The connotations and after effects of falling off your bike are quite negative, but the sensation itself is really quite pleasant. There's an element of surprise and then you're floating, floating through the air, and you're weightless and it'd be rather quite fun, did it not end so quickly and end so...gravitationally.
I was riding down Massachusetts, having left work maybe two minutes earlier. I was in the right lane and I was following another cyclist. He was riding slowly, with parked cars to his right and moving cars to his left. He was in the door zone and he was riding quite slowly. "What I jackass," I thought. "Riding so slowly down this wonderful hill- such a waste." And then, I hit this:
Concrete block |
I wasn't totally sure how the rear derailleur of the Bromtpon worked, but I figured it out and I was soon enough on my way.
In short, this situation was something of a perfect storm for a bike crash. I was hemmed in between parked cars and moving cars. There was a cyclist in front of me, so I didn't have a clear view of the road ahead. It was dusk, the duskiest time of day, when visibility tends to be the worst. And I hit the concrete and I went down, but then I got back up and everything is fine. These things happen, I guess, and I'm glad this didn't happen when I was riding much faster as the consequences would have been far worse. I sort of ripped the palms of my gloves and I might have a tiny scuff on a pair of khakis. My coat needs dusting, but I'll leave that to one of my footmen. But overall, I'm no worse for wear and this isn't going to be a seminal moment in my biking life THAT CHANGES EVERYTHING. Except maybe I'll get a tattoo on my back of the image of the concrete slab surrounded by Gothic script letters spelling CLOD LIFE.
Down Massachusetts to the sidewalk at Water Street and then back on the street before Sheriden Circle than back on the sidewalk on 23rd than back on the street before P and then back on the sidewalk at N and back on the street when I turned left on L and then one block later, I was in the cycle track and the commute thereafter went totally swimmingly, especially the part when I was in the cycle track, and aside from one parked Metro Access van (this is a recurring thing now), there was nary a problem, except for maybe a lack of taco stands on the north side of L Street because I would have really liked to stop for a taco, not because I was hungry but because I tend to turn to Mexican foods following minor, biked-related personal trauma. Each flat tire, I eat an empanada. Que lastima! Que deliciosa!
Eleventh Street looks way classier than 11th Street, but since both streets are the same street, they look exactly the same and tonight, the sameness include a pickup truck that cut me off and buses belching fumes and one BMW SUV with an Obama 2012 sticker driven by a woman who saw no need to not drive on the wrong side of the street to get to the left turn only lane at E. I rode E and I saw Chewy abike (like afoot?), wished him well, and then at the next block, I encountered Dave and Kid O, heroes of the #stoputurnsonpenn movement and I stopped and talked and relived my silly bike crash and I cursed in front of a kid and oh well.
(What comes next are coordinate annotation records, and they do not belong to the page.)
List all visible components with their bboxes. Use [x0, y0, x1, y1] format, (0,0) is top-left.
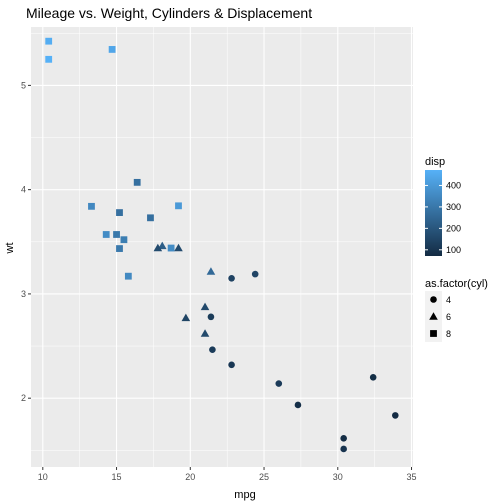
- data-point: [228, 274, 235, 282]
- shape-legend-marker: [430, 296, 437, 303]
- y-tick-label: 4: [21, 185, 26, 195]
- x-tick-label: 10: [38, 472, 48, 482]
- color-legend-label: 300: [446, 202, 461, 212]
- data-point: [392, 412, 399, 419]
- data-point: [45, 37, 53, 45]
- color-legend-bar: [425, 170, 442, 256]
- data-point: [200, 302, 210, 311]
- color-legend-ticks: 100 200 300 400: [425, 180, 461, 255]
- x-tick-label: 20: [185, 472, 195, 482]
- y-tick-label: 5: [21, 80, 26, 90]
- data-point: [209, 346, 216, 354]
- shape-legend-marker: [429, 312, 438, 320]
- data-point: [124, 272, 132, 280]
- data-point: [275, 380, 283, 387]
- color-legend-label: 400: [446, 180, 461, 190]
- data-point: [147, 214, 154, 222]
- data-point: [206, 267, 216, 275]
- y-tick-label: 2: [21, 393, 26, 403]
- chart-title: Mileage vs. Weight, Cylinders & Displace…: [26, 5, 312, 21]
- y-tick-label: 3: [21, 289, 26, 299]
- data-point: [157, 241, 167, 250]
- data-point: [45, 55, 53, 63]
- shape-legend-label: 8: [446, 329, 451, 339]
- data-point: [175, 202, 182, 210]
- data-points: [45, 37, 399, 453]
- color-legend-title: disp: [425, 156, 445, 168]
- data-point: [228, 361, 235, 369]
- data-point: [108, 46, 116, 53]
- grid-lines: [31, 27, 413, 467]
- data-point: [88, 202, 95, 210]
- data-point: [116, 245, 123, 252]
- x-tick-label: 15: [112, 472, 122, 482]
- data-point: [133, 178, 141, 186]
- data-point: [113, 231, 120, 238]
- shape-legend-label: 6: [446, 312, 451, 322]
- data-point: [369, 374, 377, 381]
- x-tick-label: 35: [407, 472, 417, 482]
- data-point: [120, 236, 128, 244]
- data-point: [116, 209, 123, 216]
- y-axis-label: wt: [4, 243, 16, 255]
- shape-legend-entries: 4 6 8: [425, 291, 451, 342]
- shape-legend-title: as.factor(cyl): [425, 278, 488, 290]
- axes: 10 15 20 25 30 35 2 3 4 5: [21, 80, 417, 482]
- color-legend-label: 100: [446, 245, 461, 255]
- data-point: [340, 435, 347, 442]
- data-point: [181, 313, 191, 322]
- shape-legend-label: 4: [446, 295, 451, 305]
- data-point: [153, 243, 163, 252]
- shape-legend-marker: [430, 330, 437, 337]
- data-point: [294, 401, 302, 409]
- data-point: [340, 445, 347, 453]
- data-point: [167, 244, 175, 252]
- shape-legend: as.factor(cyl) 4 6 8: [425, 278, 488, 342]
- color-legend-label: 200: [446, 223, 461, 233]
- plot-panel: [31, 27, 413, 467]
- data-point: [200, 329, 210, 337]
- x-axis-label: mpg: [234, 489, 255, 501]
- data-point: [251, 270, 259, 278]
- color-legend: disp 100 200 300 400: [425, 156, 461, 256]
- data-point: [102, 231, 110, 238]
- x-tick-label: 30: [333, 472, 343, 482]
- x-tick-label: 25: [259, 472, 269, 482]
- data-point: [174, 243, 183, 252]
- data-point: [207, 313, 215, 321]
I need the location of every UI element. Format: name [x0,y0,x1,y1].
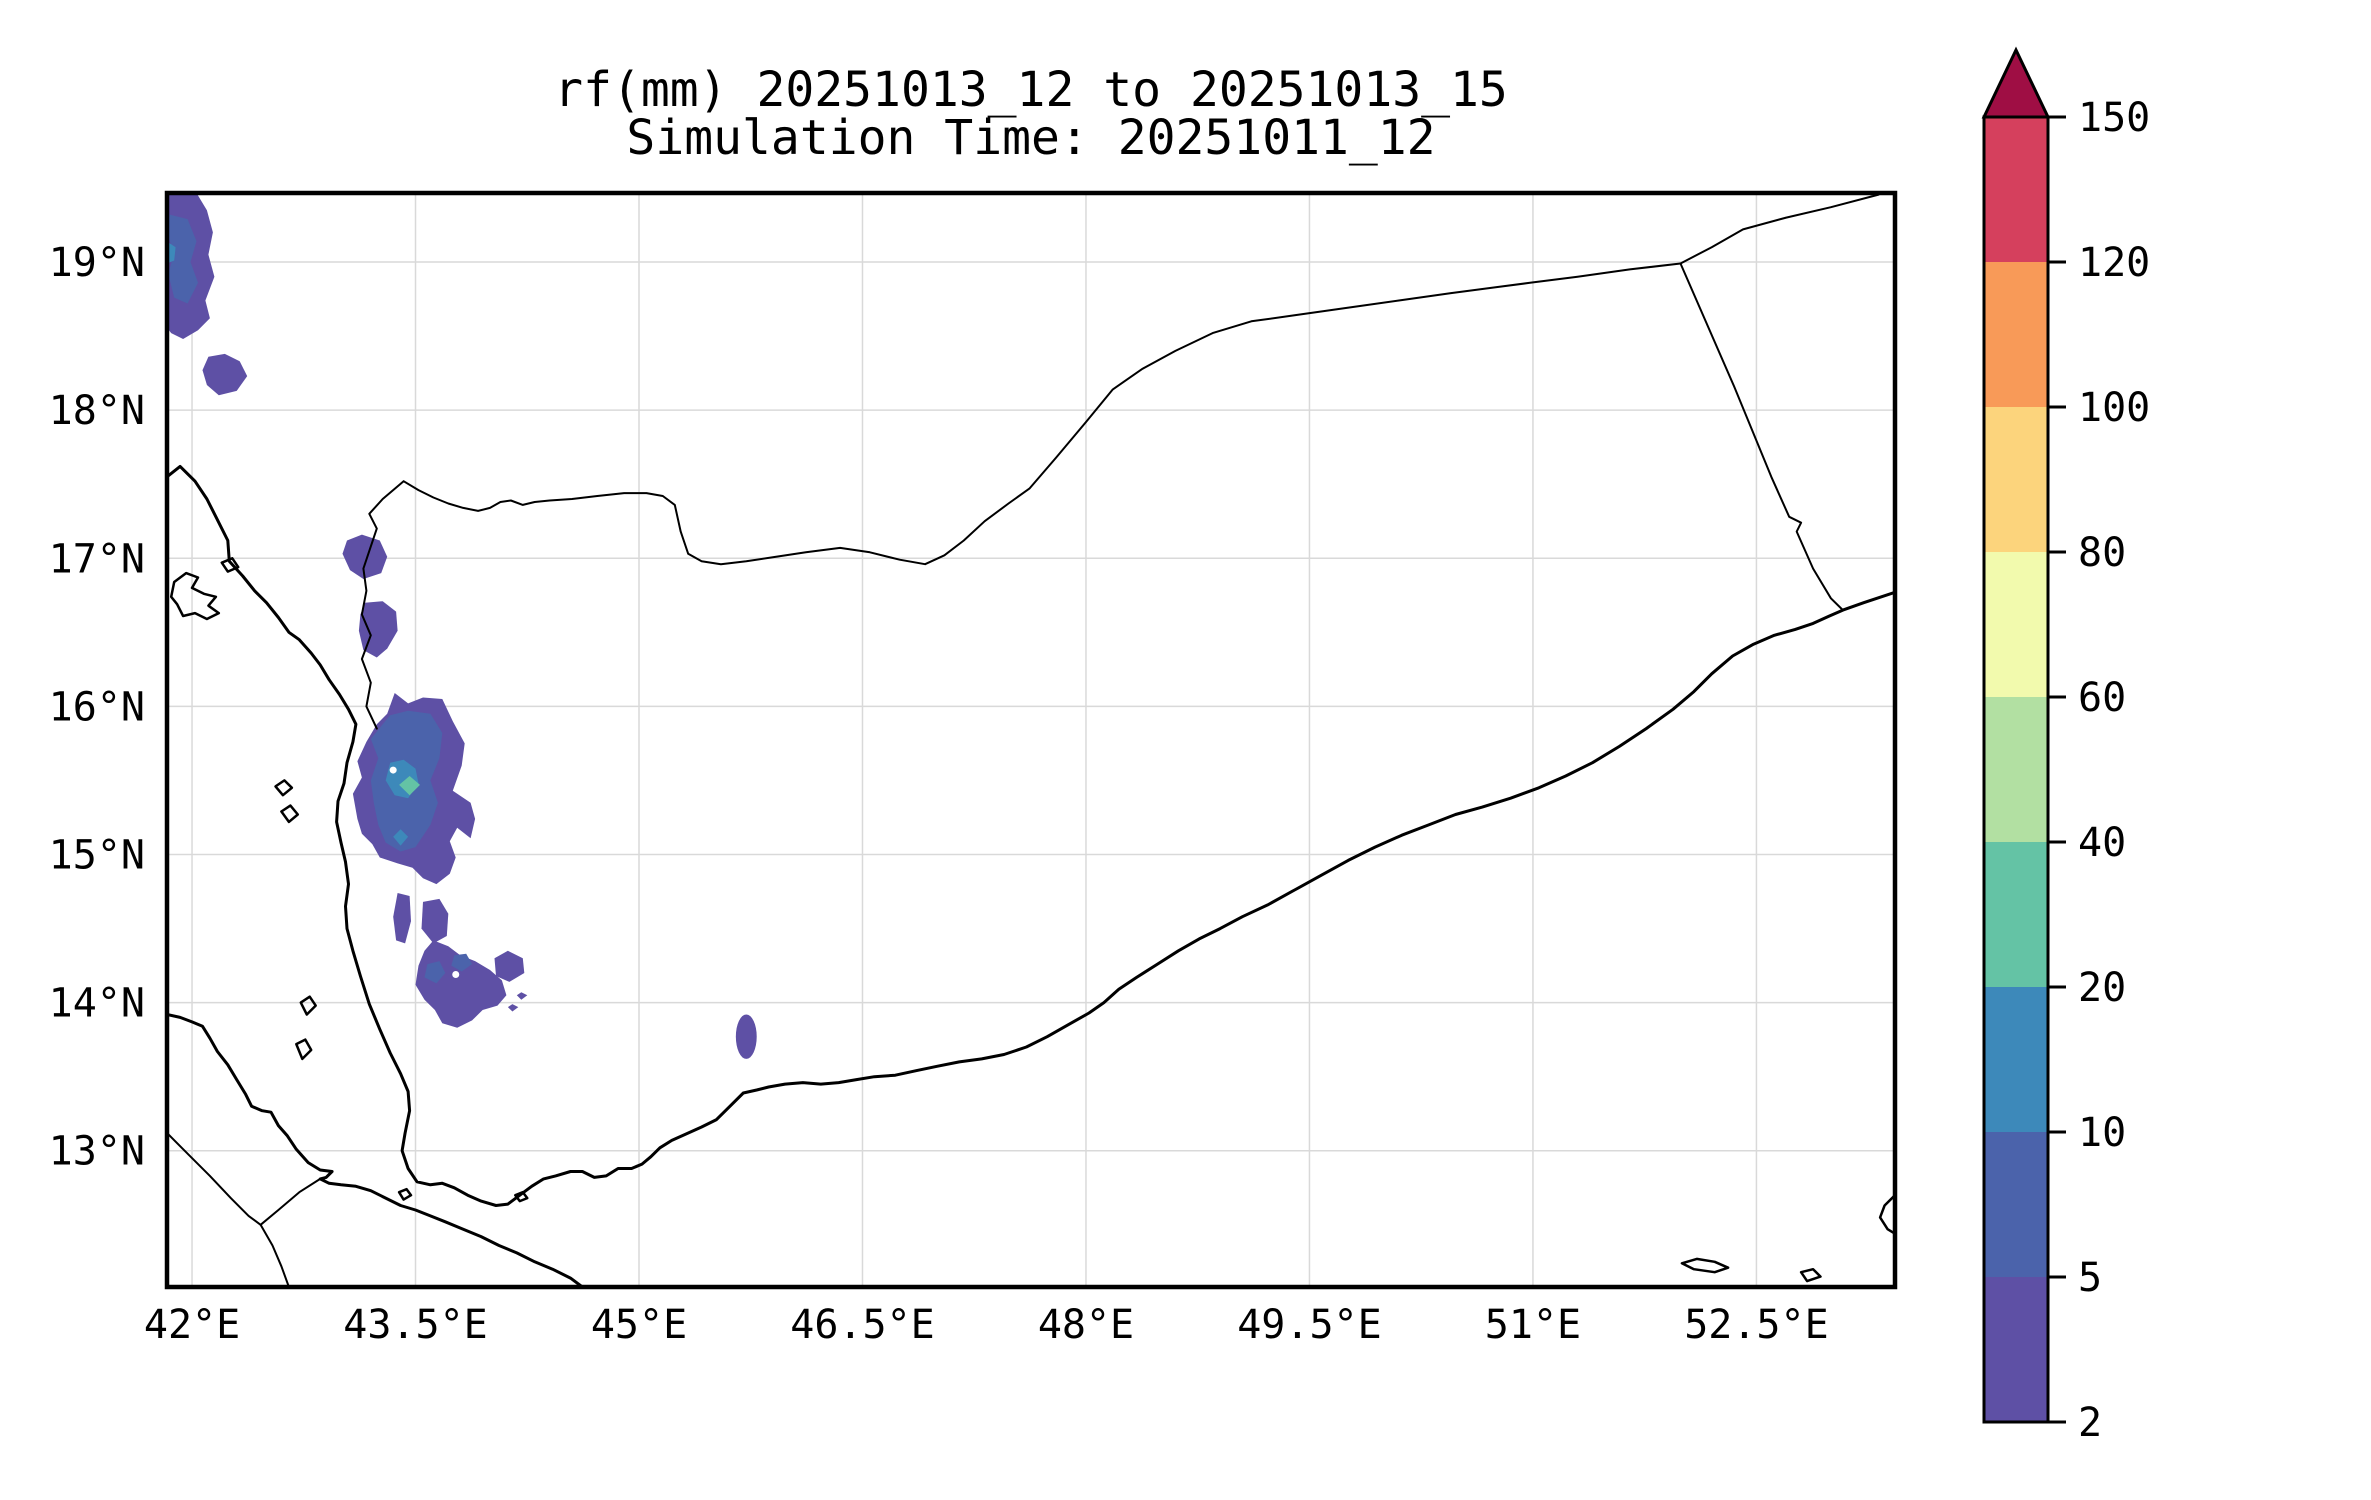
y-tick-label-15: 15°N [49,832,145,878]
colorbar-segment-40-60 [1984,697,2048,842]
map-border [164,190,1898,1290]
colorbar-tick-label-80: 80 [2078,530,2126,576]
title-line1: rf(mm) 20251013_12 to 20251013_15 [554,62,1508,118]
border-saudi-oman [1679,193,1880,265]
y-tick-label-16: 16°N [49,684,145,730]
coastline-socotra-tip [1878,1193,1895,1235]
island-outline-4 [299,995,317,1016]
island-outline-0 [169,571,221,621]
colorbar-segment-10-20 [1984,987,2048,1132]
border-africa-1 [167,1132,290,1287]
colorbar-segment-120-150 [1984,117,2048,262]
colorbar-tick-labels: 2 5 10 20 40 60 80 100 120 150 [2078,95,2150,1446]
y-tick-label-17: 17°N [49,536,145,582]
colorbar-tick-label-150: 150 [2078,95,2150,141]
colorbar-over-arrow [1981,46,2051,119]
colorbar-segment-5-10 [1984,1132,2048,1277]
island-outline-6 [397,1187,413,1201]
rain-cell-mid-blob-west [393,893,411,944]
rain-cell-lower-cluster-inner-west [424,961,446,984]
rain-cell-round-blob-44e [494,950,525,982]
island-outline-1 [220,557,240,573]
island-outline-7 [514,1190,529,1203]
colorbar-tick-label-100: 100 [2078,385,2150,431]
colorbar-outline [1982,115,2050,1424]
rain-cell-speck-ne [516,992,528,1000]
coastlines-and-borders [167,193,1895,1287]
coastline-africa [167,1013,584,1287]
y-tick-label-13: 13°N [49,1129,145,1175]
rain-cell-main-cluster-green-core [399,776,420,796]
island-outline-8 [1680,1257,1730,1274]
colorbar: 2 5 10 20 40 60 80 100 120 150 [1981,46,2150,1446]
y-tick-label-14: 14°N [49,981,145,1027]
colorbar-tick-label-20: 20 [2078,965,2126,1011]
map-axes: 42°E 43.5°E 45°E 46.5°E 48°E 49.5°E 51°E 52.5°E… [49,190,1898,1348]
colorbar-tick-label-5: 5 [2078,1255,2102,1301]
rain-cell-ellipse-blob-45-7e [735,1014,757,1059]
x-tick-label-45: 45°E [591,1302,687,1348]
rain-cell-mid-blob-east [421,898,449,944]
colorbar-segment-100-120 [1984,262,2048,407]
x-tick-label-52.5: 52.5°E [1684,1302,1829,1348]
x-tick-label-42: 42°E [144,1302,240,1348]
grid-lines [167,193,1895,1287]
island-outline-5 [295,1038,313,1061]
title-line2: Simulation Time: 20251011_12 [626,110,1435,166]
colorbar-tick-label-2: 2 [2078,1400,2102,1446]
colorbar-ticks [2048,115,2066,1424]
x-tick-label-51: 51°E [1485,1302,1581,1348]
rain-cell-blob-18n [202,353,248,396]
x-tick-labels: 42°E 43.5°E 45°E 46.5°E 48°E 49.5°E 51°E 52.5°E [144,1302,1829,1348]
border-yemen-oman [1679,262,1844,612]
border-saudi-yemen [360,262,1682,730]
colorbar-segments [1984,117,2048,1422]
island-outline-3 [280,804,300,824]
colorbar-tick-label-60: 60 [2078,675,2126,721]
border-africa-2 [259,1177,322,1226]
y-tick-label-18: 18°N [49,388,145,434]
x-tick-label-46.5: 46.5°E [790,1302,935,1348]
y-tick-label-19: 19°N [49,240,145,286]
x-tick-label-49.5: 49.5°E [1237,1302,1382,1348]
y-tick-labels: 19°N 18°N 17°N 16°N 15°N 14°N 13°N [49,240,145,1175]
x-tick-label-43.5: 43.5°E [343,1302,488,1348]
colorbar-segment-20-40 [1984,842,2048,987]
island-outline-2 [274,779,294,797]
colorbar-segment-2-5 [1984,1277,2048,1422]
contour-hole-1 [452,970,460,978]
colorbar-segment-80-100 [1984,407,2048,552]
colorbar-tick-label-10: 10 [2078,1110,2126,1156]
colorbar-tick-label-120: 120 [2078,240,2150,286]
rain-cell-blob-17n [342,534,388,579]
rain-cell-nw-corner-inner [167,214,198,304]
rain-cell-teal-diamond-south [393,829,409,846]
colorbar-segment-60-80 [1984,552,2048,697]
colorbar-tick-label-40: 40 [2078,820,2126,866]
coastline-arabia [167,464,1895,1207]
rain-cell-speck-sw [507,1004,519,1012]
contour-hole-0 [389,766,397,774]
island-outline-9 [1799,1267,1822,1283]
x-tick-label-48: 48°E [1038,1302,1134,1348]
rain-cell-lower-cluster-inner-east [451,953,473,972]
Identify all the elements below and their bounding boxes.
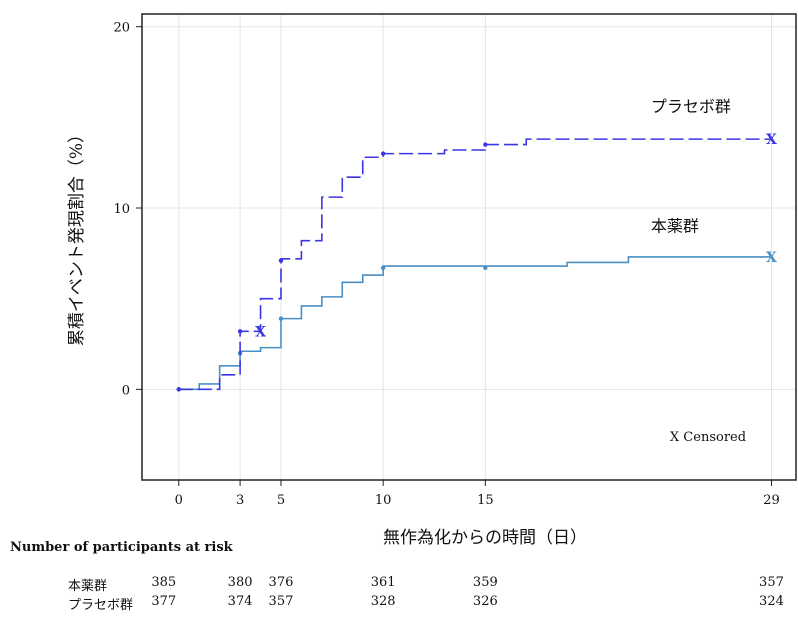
series-line-active: [178, 256, 772, 391]
x-tick-label: 10: [375, 493, 392, 508]
risk-count: 376: [268, 575, 294, 590]
censored-marker: X: [766, 250, 777, 266]
y-tick-label: 20: [113, 21, 130, 36]
series-line-placebo: [178, 138, 772, 391]
risk-count: 359: [472, 575, 498, 590]
y-tick-label: 0: [122, 383, 130, 398]
x-tick-label: 3: [236, 493, 244, 508]
series-point: [278, 258, 284, 263]
x-tick-label: 0: [175, 493, 183, 508]
x-axis-label: 無作為化からの時間（日）: [383, 528, 587, 548]
x-tick-label: 5: [277, 493, 285, 508]
series-point: [380, 151, 386, 156]
x-tick-label: 29: [763, 493, 780, 508]
risk-row-label: プラセボ群: [68, 598, 134, 613]
series-point: [237, 329, 243, 334]
series-point: [483, 142, 488, 147]
risk-count: 324: [759, 594, 784, 609]
axes: 0 3 5 10 15 29 0 10 20: [113, 21, 779, 508]
risk-count: 377: [151, 594, 177, 609]
risk-count: 328: [370, 594, 396, 609]
censored-marker: X: [255, 324, 266, 340]
risk-count: 380: [227, 575, 253, 590]
risk-count: 357: [759, 575, 784, 590]
censored-legend-note: X Censored: [670, 430, 746, 445]
series-label-placebo: プラセボ群: [651, 97, 731, 116]
risk-row-label: 本薬群: [68, 579, 108, 594]
risk-count: 357: [268, 594, 294, 609]
series-layer: X 本薬群 X X プラセボ群: [176, 97, 777, 392]
y-tick-label: 10: [113, 202, 130, 217]
series-active: X 本薬群: [176, 217, 777, 392]
series-point: [278, 316, 284, 321]
risk-count: 374: [227, 594, 253, 609]
gridlines: [142, 14, 796, 480]
risk-table-title: Number of participants at risk: [10, 540, 233, 555]
risk-count: 385: [151, 575, 177, 590]
series-placebo: X X プラセボ群: [176, 97, 777, 392]
censored-marker: X: [766, 132, 777, 148]
risk-count: 361: [370, 575, 396, 590]
risk-count: 326: [472, 594, 498, 609]
y-axis-label: 累積イベント発現割合（%）: [67, 126, 87, 346]
plot-frame: [141, 13, 797, 481]
series-label-active: 本薬群: [651, 217, 699, 236]
series-point: [483, 265, 488, 271]
series-point: [380, 265, 386, 271]
x-tick-label: 15: [477, 493, 494, 508]
series-point: [176, 387, 181, 392]
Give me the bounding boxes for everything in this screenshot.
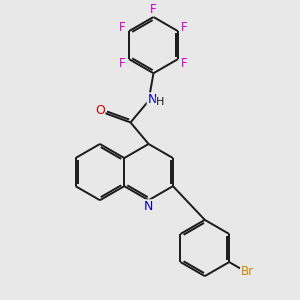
Text: F: F — [181, 57, 188, 70]
Text: F: F — [150, 3, 157, 16]
Text: O: O — [95, 103, 105, 116]
Text: N: N — [144, 200, 153, 213]
Text: F: F — [119, 57, 126, 70]
Text: H: H — [156, 97, 165, 107]
Text: F: F — [181, 21, 188, 34]
Text: Br: Br — [241, 265, 254, 278]
Text: F: F — [119, 21, 126, 34]
Text: N: N — [147, 93, 157, 106]
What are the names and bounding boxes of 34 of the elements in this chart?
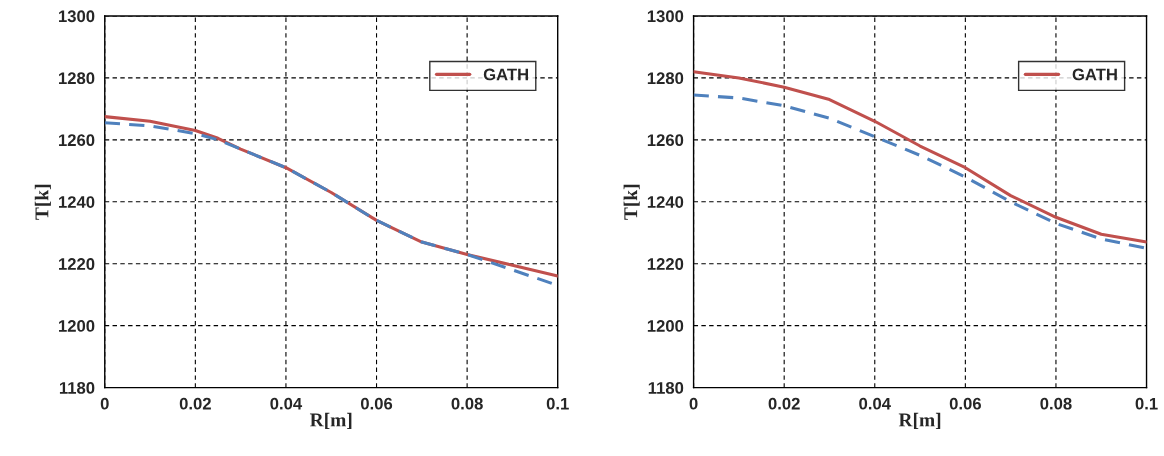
- y-tick-label: 1200: [647, 320, 684, 332]
- x-tick-label: 0.06: [949, 397, 981, 410]
- x-tick-label: 0.08: [451, 397, 483, 410]
- y-axis-title: T[k]: [623, 184, 640, 220]
- y-tick-label: 1200: [59, 320, 95, 332]
- x-tick-label: 0.06: [360, 397, 393, 410]
- y-tick-label: 1180: [648, 382, 684, 394]
- y-tick-label: 1300: [647, 10, 684, 23]
- x-axis-title: R[m]: [898, 412, 941, 429]
- y-axis-title: T[k]: [34, 184, 51, 220]
- y-tick-label: 1220: [59, 258, 95, 270]
- legend-label: GATH: [483, 68, 528, 81]
- x-tick-label: 0: [689, 397, 698, 410]
- y-tick-label: 1260: [647, 134, 684, 147]
- y-tick-label: 1240: [59, 196, 95, 208]
- y-tick-label: 1240: [647, 196, 684, 208]
- line-series: [693, 70, 1147, 244]
- x-tick-label: 0.04: [859, 397, 891, 410]
- y-tick-label: 1180: [59, 382, 95, 394]
- x-tick-label: 0.04: [270, 397, 303, 410]
- x-tick-label: 0.02: [768, 397, 800, 410]
- x-tick-label: 0.02: [179, 397, 211, 410]
- y-tick-label: 1300: [59, 10, 95, 23]
- y-tick-label: 1280: [59, 72, 95, 85]
- x-tick-label: 0.08: [1040, 397, 1072, 410]
- line-series: [693, 93, 1147, 250]
- x-tick-label: 0.1: [1135, 397, 1158, 410]
- x-tick-label: 0.1: [546, 397, 569, 410]
- y-tick-label: 1280: [647, 72, 684, 85]
- x-tick-label: 0: [100, 397, 109, 410]
- y-tick-label: 1260: [59, 134, 95, 147]
- y-tick-label: 1220: [647, 258, 684, 270]
- x-axis-title: R[m]: [309, 412, 352, 429]
- legend-label: GATH: [1072, 68, 1117, 81]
And I showed the folding and unfolding mechanism of the Brompton and I wished them well and then rode down E and at one point four cyclists congregated at a light and two shoaled and then I chased the two shoalers down and then one of them turned off and soon the other one was on the sidewalk, but then he was behind me, wheelsucking, in Columbus Circle and I decided to see what would happen if I tried to go fast and I tried and then he wasn't there but that was probably because he went a different way because I'm pretty sure I saw him again as he rode in front of me where Maryland Avenue meets C Street NE and then I was riding behind a totally different guy and I followed that guy down Massachusetts and around Lincoln Park and then at the intersection of East Capitol and Massachusetts, where there's a sign that tells drivers to yield to bicyclists, there was no yield undertaken by the driver of a rather too large black Land Rover and if this is what it means to be land roving, I shall have none of it, though, technically, he didn't need to yield to me since we were both veering right, but were I not veering, then I would have been in a heap of trouble, or maybe just in a heap. but all's well that ends well.
Sorry to hear of your meeting with the pavement. Glad you are unscathed .
ReplyDeleteThis is when you decide little wheels are scary and skip the 650B and 29er phase, and go straight to the yarder. You'll have all kinds of unicycle rims and tires to choose from, though you may want to consult your own frame builder.
ReplyDeleteI fell yesterday too. Totally my fault. I was trying to maybe nose out a little on 17th street when it was not my turn and I kind of got far enough out to be in the bike lane before I realized it and then I fell out of shame. I was only going 1/2 a mile per hour if that so no scuffing and I also did not get run over.